Chacun de nous retint son souffle. Nous étions fascinés par autant d’ingénierie.

 

  • Évidemment, vous vous en doutez, beaucoup de stations de cubage sont déplacées d'un volcan à l'autre en fonction des saisons. Il existe aussi des méthaneries et des stations thermales, proposant des bains et des eaux minérales aux vertus multiples.

 

Erazel nous fixa d'un œil malicieux. Nous étions absorbés par son récit si plaisant, ponctué d'images agréables qui surgissaient en notre esprit. Les stations de cubage servaient à créer des blocs de construction, des escaliers entiers, ou des statues, par moulage de la lave. Elles permettaient aussi de fabriquer des aires de décollage pour les navires, des pavages pour les allées et les jardins, ainsi que des composants cristallins. Ces derniers étaient très précieux et entraient dans la composition des miroirs stellaires, là où les astéroïdes les plus reculés avaient besoin de concentrateurs de lumière longue portée.

 

Erazel nous vanta ensuite les mérites d'une invention récente, les cités-ascenseurs.

 

  • De telles cités sont édifiées sur les astéroïdes les plus instables. Elles siègent au cœur d'un cratère et se rétractent automatiquement vers le fond en cas de danger.

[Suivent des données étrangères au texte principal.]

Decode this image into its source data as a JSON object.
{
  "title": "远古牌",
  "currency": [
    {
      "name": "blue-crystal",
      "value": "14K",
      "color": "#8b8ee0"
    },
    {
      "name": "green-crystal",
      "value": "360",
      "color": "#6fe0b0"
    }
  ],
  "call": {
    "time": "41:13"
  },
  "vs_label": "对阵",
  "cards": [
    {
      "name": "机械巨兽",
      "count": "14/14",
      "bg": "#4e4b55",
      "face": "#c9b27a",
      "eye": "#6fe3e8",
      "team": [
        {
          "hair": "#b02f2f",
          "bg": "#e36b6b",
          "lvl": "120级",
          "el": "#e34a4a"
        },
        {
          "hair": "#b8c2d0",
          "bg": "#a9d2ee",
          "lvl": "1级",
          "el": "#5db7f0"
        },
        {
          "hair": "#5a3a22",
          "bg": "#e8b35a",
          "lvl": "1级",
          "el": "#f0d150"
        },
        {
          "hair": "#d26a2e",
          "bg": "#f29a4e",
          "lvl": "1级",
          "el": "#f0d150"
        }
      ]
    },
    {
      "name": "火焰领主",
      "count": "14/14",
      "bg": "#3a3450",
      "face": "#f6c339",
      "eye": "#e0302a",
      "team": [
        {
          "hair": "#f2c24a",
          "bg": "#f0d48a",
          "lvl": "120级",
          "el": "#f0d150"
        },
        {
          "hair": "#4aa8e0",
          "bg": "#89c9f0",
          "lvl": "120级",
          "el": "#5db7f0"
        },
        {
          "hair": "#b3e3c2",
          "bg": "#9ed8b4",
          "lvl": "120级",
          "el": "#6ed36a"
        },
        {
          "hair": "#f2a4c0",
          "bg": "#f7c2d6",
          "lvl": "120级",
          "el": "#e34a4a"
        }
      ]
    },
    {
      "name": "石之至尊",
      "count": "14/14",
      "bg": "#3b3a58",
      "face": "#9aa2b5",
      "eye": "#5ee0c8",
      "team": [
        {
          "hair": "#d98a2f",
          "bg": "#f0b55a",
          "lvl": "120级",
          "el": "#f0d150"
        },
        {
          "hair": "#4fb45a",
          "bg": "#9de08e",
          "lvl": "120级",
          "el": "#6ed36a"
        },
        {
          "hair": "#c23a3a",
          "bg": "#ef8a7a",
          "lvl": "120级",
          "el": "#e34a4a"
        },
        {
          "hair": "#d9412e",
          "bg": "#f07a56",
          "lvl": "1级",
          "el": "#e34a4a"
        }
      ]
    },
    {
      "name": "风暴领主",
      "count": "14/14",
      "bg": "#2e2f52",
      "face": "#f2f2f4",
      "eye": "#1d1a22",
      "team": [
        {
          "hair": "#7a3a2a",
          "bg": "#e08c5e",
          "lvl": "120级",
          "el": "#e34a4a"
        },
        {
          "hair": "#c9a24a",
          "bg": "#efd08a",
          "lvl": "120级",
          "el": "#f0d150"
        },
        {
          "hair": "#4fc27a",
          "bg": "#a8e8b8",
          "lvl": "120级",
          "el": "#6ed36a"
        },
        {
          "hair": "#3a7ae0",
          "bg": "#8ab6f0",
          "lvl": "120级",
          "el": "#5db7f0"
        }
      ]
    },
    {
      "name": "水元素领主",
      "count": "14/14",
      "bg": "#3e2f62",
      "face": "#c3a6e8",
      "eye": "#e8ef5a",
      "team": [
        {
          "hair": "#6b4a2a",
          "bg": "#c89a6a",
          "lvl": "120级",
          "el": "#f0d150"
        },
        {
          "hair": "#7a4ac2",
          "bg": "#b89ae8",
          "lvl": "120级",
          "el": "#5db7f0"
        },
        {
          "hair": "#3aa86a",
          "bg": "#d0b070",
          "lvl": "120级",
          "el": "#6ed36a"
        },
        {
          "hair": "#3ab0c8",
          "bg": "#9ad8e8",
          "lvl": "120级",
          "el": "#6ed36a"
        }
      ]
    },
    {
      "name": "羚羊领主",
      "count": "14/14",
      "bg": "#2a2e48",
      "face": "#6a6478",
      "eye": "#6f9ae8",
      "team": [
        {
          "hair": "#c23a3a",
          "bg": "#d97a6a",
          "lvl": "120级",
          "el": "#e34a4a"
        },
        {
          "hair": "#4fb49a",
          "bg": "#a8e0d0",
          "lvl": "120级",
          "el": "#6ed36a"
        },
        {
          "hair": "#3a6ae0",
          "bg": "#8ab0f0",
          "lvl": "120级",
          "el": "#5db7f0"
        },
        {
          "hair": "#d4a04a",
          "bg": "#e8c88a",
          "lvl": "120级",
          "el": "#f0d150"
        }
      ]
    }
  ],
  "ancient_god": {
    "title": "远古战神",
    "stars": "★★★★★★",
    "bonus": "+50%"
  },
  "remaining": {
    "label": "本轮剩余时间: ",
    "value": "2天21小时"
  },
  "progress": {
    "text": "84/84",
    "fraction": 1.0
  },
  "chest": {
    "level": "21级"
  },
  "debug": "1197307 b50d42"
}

  • Vous voulez parler de météorites ? demanda une voix.

 

Zilmis était assis sur les marches de l'escalier et s'était avancé sans bruit. Ravis de le voir sur pied, Amoni et moi-même l'avons étreint avec une joie débordante. Il gémit de bien être, encore faible. Son teint assez pâle attestait de l'épreuve qu'il avait traversée.

 

  • Quelle idée de ne pas vous manifester, s'amusa Erazel en l'embrassant à son tour.

  • Je suis navré, exposa Zilmis. Je n'ai pas eu le cœur d'interrompre un si beau récit.

  • Asseyez-vous donc, et mangez à votre convenance, fit-elle avec chaleur.

 

Zilmis prit place à mes côtés et se servit d'un peu de salade. Je souris largement, radieux de le voir plus alerte. Sa main effleura tendrement la mienne et je fus instantanément transporté en une mer de félicité inouïe. Pour les nôtres, qui sommes une espèce énergétique, la fusion est quasi permanente.

J'étais un peu surpris que sa voix ait ainsi changé, à présent elle était devenue un peu plus grêle comme celle d'un enfant, mais les mutations sont chose courante pour les androgynes. Je le trouvais encore plus poignant, plus attachant qu'avant, dois-je dire. Ce sentiment se renforça encore lorsque ses yeux inondés d'amour croisèrent les miens.

 

Amoni sourit à mon compagnon qu'il considérait également avec beaucoup de tendresse. Je savais que mon ami souffrait de l'absence de la radieuse apparition qu'il avait commencé à soigner. Celle-ci reviendrait bientôt parmi nous, une fois que les soins céphaliques seraient terminés. En attendant, il nous était défendu d'interférer avec elle, car cela pouvait compromettre le processus d'effacement en cours.

 

Depuis ce moment, Amoni était un peu absent et je sentais que son cœur très grand, se manifestait bien plus volontiers qu'auparavant. Amoni était autrement cet alien intègre fort habile dans sa spécialité de guérisseur. Il parvenait à approcher les blessés les plus farouches, qu'il s'agisse d'enfants craintifs, ou de vieillards obstinés. Il parvenait même à soigner des animaux, et des plantes. Il s'intéressait de plus à toutes les espèces stellaires et posait de nombreuses questions à Orel et Dorian sur la physiologie des humanoïdes.